Mit nackter Haut lässt sich Aufmerksamkeit für fast alles gewinnen, dachte sich wohl das Bundesverkehrsministerium. Seit letzter Woche werben Models in Unterwäsche für das Tragen von Fahrradhelmen. Die Kampagne „Looks like shit. But saves my life“, ist ein Griff ins Klo, findet unsere Gastautorin Vanessa. Sie selbst braust mit Melonenhelm (und Kleidung!) durch Berlins Straßen.
Wer kennt es nicht, nach Feierabend erstmal raus aus der Buchse, Fahrradhelm auf und dann auf dem Bett fläzen. Genauso wirbt das Bundesministerium für Verkehr und digitale Infrastruktur (BMVI) seit letzter Woche mit einer Kampagne für das Tragen von Fahrradhelmen. Schon bevor die Plakate hingen, polarisierte die Kampagne „Looks like shit. But saves my life“ („Sieht scheiße aus. Rettet aber mein Leben.“).
Was soll das, Herr Bundesverkehrsminister? Wieso werden die Helme absolut realitätsfern präsentiert? Im meinen Bekanntenkreis hat nie jemand seinen Helm im Bett getragen, warum wirbt das BMVI nicht mit Helmträger*innen in ihrem natürlichen Lebensraum, dem Straßenverkehr? Mit der Kampagne wird mit nackter Haut polarisiert, das eigentliche Problem, dass Radfahren auf vielen deutschen Straßen gefährlich ist, gerät so aber in den Hintergrund. Überwiegend leicht bekleidete junge Frauen in merkwürdigen Situationen mit Helmen abzulichten, ist sexistisch. Dass für die Diversität auch zwei Männer, davon einer dunkelhäutig, in Boxershorts posieren, ändert daran nichts.
400.000 Euro für altbackene und sexistische Kampagne
Prominentestes Gesicht der Kampagne ist die 18-jährige Alicija, Teilnehmerin der aktuellen Staffel von Germany‘s next Topmodel – und das war ganz schön teuer. Spätestens hier muss man sich an den Kopf fassen, denn während das Bundesverkehrsministerium 400.000 Euro für die Kampagne ausgibt, unterstützt ein anderes Bundesministerium den Kampf gegen sexistische Werbung. Das Bundesministerium für Familie, Senioren, Frauen und Jugend (BMFSFJ) fördert das Projekt Werbemelder*in von Pinkstinks, wo sexistische Werbung gemeldet werden kann. Ausgerechnet die neue Kampagne des BVMI ist ein Paradebeispiel für sexistische Werbung.
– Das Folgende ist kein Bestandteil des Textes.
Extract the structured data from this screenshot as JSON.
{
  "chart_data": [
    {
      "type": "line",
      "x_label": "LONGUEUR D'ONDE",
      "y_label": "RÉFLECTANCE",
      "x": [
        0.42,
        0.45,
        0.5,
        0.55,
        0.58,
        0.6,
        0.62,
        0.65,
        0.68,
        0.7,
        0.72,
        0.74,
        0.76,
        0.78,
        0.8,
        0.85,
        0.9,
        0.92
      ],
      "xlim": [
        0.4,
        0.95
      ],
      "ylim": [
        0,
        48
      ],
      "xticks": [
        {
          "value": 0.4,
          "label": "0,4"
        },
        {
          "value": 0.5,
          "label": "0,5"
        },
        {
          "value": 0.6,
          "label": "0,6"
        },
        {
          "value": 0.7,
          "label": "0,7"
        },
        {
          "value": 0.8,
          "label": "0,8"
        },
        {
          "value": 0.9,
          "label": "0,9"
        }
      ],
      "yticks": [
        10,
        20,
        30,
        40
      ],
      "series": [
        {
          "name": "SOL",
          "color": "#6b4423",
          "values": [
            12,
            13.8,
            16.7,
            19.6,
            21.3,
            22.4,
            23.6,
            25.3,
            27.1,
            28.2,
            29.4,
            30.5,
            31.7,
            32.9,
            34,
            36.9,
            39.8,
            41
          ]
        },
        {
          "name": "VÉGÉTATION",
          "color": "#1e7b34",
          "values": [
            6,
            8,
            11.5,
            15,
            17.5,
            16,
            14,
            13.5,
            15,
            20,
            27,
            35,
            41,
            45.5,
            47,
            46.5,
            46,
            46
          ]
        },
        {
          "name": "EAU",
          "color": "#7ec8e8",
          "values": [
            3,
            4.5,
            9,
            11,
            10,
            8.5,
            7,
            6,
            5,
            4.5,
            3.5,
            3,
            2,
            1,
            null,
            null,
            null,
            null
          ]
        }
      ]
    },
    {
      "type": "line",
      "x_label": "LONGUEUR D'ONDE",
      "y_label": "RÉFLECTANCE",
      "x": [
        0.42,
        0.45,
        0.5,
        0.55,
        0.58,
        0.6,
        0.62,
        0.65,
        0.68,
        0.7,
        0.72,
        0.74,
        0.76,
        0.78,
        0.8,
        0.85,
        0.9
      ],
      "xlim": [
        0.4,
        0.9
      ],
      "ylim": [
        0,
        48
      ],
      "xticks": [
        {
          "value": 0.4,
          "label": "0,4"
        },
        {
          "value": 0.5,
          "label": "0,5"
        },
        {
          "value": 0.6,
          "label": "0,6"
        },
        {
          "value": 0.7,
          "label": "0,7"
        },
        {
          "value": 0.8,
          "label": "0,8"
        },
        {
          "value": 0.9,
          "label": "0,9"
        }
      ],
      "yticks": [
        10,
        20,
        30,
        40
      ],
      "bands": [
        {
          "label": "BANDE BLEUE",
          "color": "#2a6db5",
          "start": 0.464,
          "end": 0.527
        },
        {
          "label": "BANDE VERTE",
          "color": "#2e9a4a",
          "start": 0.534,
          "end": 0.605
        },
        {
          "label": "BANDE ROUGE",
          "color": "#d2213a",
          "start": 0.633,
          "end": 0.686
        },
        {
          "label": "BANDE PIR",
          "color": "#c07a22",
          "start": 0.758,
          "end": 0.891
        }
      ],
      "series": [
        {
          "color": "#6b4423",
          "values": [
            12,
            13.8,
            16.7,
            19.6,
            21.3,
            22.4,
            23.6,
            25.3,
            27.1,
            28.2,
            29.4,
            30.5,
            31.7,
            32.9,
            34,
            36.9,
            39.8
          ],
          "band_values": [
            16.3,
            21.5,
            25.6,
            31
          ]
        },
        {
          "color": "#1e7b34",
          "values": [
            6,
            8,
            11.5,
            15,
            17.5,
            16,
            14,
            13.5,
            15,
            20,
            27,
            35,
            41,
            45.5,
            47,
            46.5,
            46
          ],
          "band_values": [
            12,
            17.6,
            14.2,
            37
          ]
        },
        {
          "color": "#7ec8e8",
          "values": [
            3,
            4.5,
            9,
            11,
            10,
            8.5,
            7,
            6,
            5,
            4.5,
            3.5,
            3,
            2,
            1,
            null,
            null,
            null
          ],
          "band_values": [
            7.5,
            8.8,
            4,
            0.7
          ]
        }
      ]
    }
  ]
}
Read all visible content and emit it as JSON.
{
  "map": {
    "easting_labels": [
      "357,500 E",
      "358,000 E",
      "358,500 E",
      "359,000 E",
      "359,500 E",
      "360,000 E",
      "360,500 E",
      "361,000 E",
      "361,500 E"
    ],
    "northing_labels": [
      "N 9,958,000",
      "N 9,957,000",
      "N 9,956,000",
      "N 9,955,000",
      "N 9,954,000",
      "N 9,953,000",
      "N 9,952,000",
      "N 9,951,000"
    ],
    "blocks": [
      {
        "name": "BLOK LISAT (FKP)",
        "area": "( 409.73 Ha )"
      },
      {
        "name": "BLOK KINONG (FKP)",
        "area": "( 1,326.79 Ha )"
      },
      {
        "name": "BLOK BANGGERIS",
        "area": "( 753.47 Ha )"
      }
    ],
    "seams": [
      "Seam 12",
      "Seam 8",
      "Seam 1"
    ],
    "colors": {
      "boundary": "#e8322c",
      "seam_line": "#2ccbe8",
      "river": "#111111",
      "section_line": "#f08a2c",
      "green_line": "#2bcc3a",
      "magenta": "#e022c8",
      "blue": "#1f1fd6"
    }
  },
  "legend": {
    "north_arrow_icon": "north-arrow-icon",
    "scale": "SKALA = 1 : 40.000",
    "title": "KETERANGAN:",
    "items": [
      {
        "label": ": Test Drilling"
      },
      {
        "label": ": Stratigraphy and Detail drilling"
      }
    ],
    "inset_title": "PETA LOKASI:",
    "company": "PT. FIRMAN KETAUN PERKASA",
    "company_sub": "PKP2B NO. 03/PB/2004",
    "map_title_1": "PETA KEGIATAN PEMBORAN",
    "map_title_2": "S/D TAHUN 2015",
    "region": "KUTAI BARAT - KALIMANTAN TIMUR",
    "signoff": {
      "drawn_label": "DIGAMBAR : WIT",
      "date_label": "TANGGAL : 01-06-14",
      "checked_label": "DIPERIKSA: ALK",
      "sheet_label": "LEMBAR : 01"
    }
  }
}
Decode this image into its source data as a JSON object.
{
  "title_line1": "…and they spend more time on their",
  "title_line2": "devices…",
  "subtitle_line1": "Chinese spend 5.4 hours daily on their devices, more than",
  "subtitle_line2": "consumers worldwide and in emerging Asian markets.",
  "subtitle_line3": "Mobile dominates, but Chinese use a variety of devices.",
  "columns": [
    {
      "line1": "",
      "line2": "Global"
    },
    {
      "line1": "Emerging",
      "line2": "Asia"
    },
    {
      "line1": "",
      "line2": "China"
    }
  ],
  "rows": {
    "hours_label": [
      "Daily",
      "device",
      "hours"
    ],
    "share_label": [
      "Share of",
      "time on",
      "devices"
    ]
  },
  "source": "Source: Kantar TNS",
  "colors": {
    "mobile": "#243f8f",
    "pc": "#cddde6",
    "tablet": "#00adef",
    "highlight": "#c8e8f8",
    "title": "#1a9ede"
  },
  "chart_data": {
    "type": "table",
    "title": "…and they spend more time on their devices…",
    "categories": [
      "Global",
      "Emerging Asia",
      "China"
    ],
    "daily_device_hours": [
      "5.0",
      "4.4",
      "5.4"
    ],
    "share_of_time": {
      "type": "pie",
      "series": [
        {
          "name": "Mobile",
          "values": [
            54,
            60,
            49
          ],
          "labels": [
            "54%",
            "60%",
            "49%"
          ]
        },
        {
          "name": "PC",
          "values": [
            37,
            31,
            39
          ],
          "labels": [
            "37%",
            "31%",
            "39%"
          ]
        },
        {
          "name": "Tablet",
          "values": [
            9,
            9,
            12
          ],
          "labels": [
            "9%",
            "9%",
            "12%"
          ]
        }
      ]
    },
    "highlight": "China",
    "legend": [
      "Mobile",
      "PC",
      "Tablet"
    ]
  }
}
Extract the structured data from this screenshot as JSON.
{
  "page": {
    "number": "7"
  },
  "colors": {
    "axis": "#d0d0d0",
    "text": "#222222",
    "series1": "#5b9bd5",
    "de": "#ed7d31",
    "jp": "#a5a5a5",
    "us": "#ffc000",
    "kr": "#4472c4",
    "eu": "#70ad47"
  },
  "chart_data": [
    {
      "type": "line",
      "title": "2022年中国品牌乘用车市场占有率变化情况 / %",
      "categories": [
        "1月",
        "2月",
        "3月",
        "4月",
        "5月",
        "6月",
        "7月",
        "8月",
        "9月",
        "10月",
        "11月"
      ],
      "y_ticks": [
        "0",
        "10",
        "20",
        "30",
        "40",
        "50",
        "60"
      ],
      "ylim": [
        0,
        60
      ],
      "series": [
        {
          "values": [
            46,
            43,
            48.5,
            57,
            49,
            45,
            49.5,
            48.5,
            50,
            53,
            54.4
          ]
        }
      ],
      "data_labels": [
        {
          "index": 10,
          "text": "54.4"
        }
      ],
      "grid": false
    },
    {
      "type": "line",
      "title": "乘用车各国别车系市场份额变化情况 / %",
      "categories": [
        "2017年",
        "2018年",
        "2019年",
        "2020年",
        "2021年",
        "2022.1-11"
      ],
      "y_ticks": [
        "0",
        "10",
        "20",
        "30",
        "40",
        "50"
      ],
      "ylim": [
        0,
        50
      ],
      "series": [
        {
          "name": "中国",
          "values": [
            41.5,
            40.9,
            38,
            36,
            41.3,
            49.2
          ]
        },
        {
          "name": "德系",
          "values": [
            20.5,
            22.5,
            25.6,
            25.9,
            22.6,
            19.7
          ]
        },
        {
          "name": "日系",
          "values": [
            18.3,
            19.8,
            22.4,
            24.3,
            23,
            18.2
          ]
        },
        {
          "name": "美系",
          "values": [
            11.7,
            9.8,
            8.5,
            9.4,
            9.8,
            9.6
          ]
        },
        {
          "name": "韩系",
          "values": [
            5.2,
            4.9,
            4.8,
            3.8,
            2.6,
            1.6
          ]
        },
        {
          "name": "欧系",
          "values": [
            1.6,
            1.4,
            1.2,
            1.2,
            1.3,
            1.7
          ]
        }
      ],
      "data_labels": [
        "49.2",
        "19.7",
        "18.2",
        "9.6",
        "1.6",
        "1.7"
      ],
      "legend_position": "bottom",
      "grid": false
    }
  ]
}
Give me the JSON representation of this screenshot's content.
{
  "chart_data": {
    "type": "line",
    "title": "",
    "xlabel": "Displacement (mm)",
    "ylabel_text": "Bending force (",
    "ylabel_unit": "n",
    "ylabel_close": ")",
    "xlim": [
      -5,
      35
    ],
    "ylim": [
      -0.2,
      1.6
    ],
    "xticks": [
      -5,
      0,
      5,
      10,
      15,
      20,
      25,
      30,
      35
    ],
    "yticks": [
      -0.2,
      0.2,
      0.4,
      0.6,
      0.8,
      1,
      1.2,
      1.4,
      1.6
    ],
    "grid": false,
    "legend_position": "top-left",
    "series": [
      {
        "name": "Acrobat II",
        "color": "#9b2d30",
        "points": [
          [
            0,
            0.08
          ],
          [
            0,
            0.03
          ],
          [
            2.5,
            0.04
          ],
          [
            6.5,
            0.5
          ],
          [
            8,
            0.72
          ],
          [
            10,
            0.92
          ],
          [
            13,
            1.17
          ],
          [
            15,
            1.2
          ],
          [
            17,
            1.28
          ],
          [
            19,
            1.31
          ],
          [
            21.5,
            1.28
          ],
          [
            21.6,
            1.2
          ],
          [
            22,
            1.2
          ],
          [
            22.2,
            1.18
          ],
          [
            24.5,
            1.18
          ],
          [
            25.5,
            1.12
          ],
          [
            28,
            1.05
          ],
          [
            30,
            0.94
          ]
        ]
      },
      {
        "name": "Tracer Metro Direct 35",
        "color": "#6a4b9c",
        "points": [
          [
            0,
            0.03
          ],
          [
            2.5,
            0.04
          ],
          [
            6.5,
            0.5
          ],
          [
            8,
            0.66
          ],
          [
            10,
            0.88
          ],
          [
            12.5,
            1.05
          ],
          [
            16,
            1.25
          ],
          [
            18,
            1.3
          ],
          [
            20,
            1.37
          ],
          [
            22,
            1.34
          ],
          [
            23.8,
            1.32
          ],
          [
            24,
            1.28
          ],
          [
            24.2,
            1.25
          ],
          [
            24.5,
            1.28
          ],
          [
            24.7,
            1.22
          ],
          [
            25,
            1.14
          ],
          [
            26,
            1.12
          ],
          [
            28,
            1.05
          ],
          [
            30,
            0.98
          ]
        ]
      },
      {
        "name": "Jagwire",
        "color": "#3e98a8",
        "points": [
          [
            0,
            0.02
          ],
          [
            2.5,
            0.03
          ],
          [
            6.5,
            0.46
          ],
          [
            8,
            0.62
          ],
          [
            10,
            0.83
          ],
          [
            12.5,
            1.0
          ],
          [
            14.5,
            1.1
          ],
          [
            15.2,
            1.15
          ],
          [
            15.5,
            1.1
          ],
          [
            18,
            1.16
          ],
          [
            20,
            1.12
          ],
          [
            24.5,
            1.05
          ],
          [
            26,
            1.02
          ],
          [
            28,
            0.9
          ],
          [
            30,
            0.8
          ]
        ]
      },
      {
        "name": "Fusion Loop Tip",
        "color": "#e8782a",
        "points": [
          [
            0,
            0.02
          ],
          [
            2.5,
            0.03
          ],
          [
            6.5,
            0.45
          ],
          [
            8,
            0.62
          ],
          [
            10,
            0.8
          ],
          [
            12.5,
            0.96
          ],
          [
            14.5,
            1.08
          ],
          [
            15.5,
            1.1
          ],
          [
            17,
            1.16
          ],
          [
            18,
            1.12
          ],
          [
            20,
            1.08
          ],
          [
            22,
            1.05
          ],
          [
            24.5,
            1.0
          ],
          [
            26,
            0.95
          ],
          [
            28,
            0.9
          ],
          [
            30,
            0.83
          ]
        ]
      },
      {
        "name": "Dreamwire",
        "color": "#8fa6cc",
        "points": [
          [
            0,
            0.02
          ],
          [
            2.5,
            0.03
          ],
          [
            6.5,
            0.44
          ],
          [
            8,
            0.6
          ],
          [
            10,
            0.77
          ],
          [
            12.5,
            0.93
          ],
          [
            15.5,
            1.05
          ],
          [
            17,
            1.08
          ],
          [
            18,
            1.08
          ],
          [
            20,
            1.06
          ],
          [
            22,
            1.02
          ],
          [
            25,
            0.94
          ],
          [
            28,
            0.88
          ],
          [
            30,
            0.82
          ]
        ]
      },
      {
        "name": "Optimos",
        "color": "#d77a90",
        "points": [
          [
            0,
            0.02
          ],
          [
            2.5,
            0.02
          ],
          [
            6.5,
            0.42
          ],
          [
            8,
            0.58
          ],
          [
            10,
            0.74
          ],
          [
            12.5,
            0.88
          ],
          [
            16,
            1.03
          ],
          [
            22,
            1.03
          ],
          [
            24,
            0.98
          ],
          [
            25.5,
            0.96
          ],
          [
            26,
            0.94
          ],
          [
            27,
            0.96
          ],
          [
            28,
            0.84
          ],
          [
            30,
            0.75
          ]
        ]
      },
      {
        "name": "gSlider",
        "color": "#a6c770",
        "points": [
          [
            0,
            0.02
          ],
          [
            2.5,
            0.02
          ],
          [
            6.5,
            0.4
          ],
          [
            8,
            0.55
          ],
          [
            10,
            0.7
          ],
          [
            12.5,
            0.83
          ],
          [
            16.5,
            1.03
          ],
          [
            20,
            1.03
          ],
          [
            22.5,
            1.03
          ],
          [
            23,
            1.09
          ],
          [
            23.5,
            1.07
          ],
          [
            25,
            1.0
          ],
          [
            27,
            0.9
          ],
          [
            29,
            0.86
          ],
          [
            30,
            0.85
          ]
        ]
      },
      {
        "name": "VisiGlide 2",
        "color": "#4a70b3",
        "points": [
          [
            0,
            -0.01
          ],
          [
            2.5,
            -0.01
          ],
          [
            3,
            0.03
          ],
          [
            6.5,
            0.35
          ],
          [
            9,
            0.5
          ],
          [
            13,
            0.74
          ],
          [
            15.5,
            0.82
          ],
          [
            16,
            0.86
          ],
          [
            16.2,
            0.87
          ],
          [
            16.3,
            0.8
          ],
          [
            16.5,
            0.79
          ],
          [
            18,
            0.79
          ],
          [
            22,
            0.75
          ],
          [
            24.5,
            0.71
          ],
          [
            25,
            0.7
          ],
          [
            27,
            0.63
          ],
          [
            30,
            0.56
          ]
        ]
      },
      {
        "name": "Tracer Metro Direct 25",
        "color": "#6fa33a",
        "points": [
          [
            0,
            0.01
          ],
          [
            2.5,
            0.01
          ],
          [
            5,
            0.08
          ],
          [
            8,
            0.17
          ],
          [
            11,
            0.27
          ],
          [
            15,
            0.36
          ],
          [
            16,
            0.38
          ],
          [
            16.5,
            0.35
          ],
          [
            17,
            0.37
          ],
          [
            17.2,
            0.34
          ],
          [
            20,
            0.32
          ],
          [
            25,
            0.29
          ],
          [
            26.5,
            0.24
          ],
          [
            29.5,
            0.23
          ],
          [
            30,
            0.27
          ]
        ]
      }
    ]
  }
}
Germany’s Next Topmodel Kandidatin ist schlechtes Rollenvorbild
Ein junge Frau, die an einer erniedrigenden Castingshow teilnimmt als Rollenvorbild für Jugendliche und junge Erwachsene auszuwählen erscheint bizarr. Die Castingshow spricht überwiegend junge Frauen an und geht zum Glück an vielen Menschen einfach vorbei. Großformatige Werbung im Stadtgebiet aber nicht. Warum, lieber Herr Scheuer, nutzen sie die veraltete Maxime „Sex sells“, anstatt mal etwas Neues probieren? Warum trifft die Agentur Scholz & Friends, die hinter der Kampagne steckt, nicht den Zeitgeist? Schon mal etwas von Influencer*innen gehört? Es kann so einfach sein, junge Menschen aller Geschlechter zu erreichen. Setzen Sie doch einfach ein paar Influencer*innen mit Fahrradhelm aufs Rad und lichten diese im Straßenverkehr ab. Schön wäre es, wenn sie dabei ihre Kleidung anbehalten dürften.
Auch der Slogan „Looks like shit. But saves my life.“ ist kontraproduktiv. Das Ministerium begründet den Spruch damit, dass der Großteil der 17 -bis 30-Jährigen aus ästhetischen Gründen keinen Helm trägt. Auf großen Plakatwänden bestätigt ihnen das BMVI, dass Radhelme scheiße aussehen. Super Idee, um Menschen für den Fahrradhelm zu begeistern!
? großartig zusammengefasst!
Vielen Dank dafür!
So eine beschissene Kampagne… schade!
Ich werde mein „Monstrum“ weiter tragen. Auf dem Rad und angezogen.
Ein Unfall im engen Familienkreis, der ohne Helm sicher nicht so glimpflich ausgegangen wäre, führte dazu, dass ich ihn nun immer aufsetze. Berichte darüber würden vielleicht eher helfen den Helm aufzusetzen.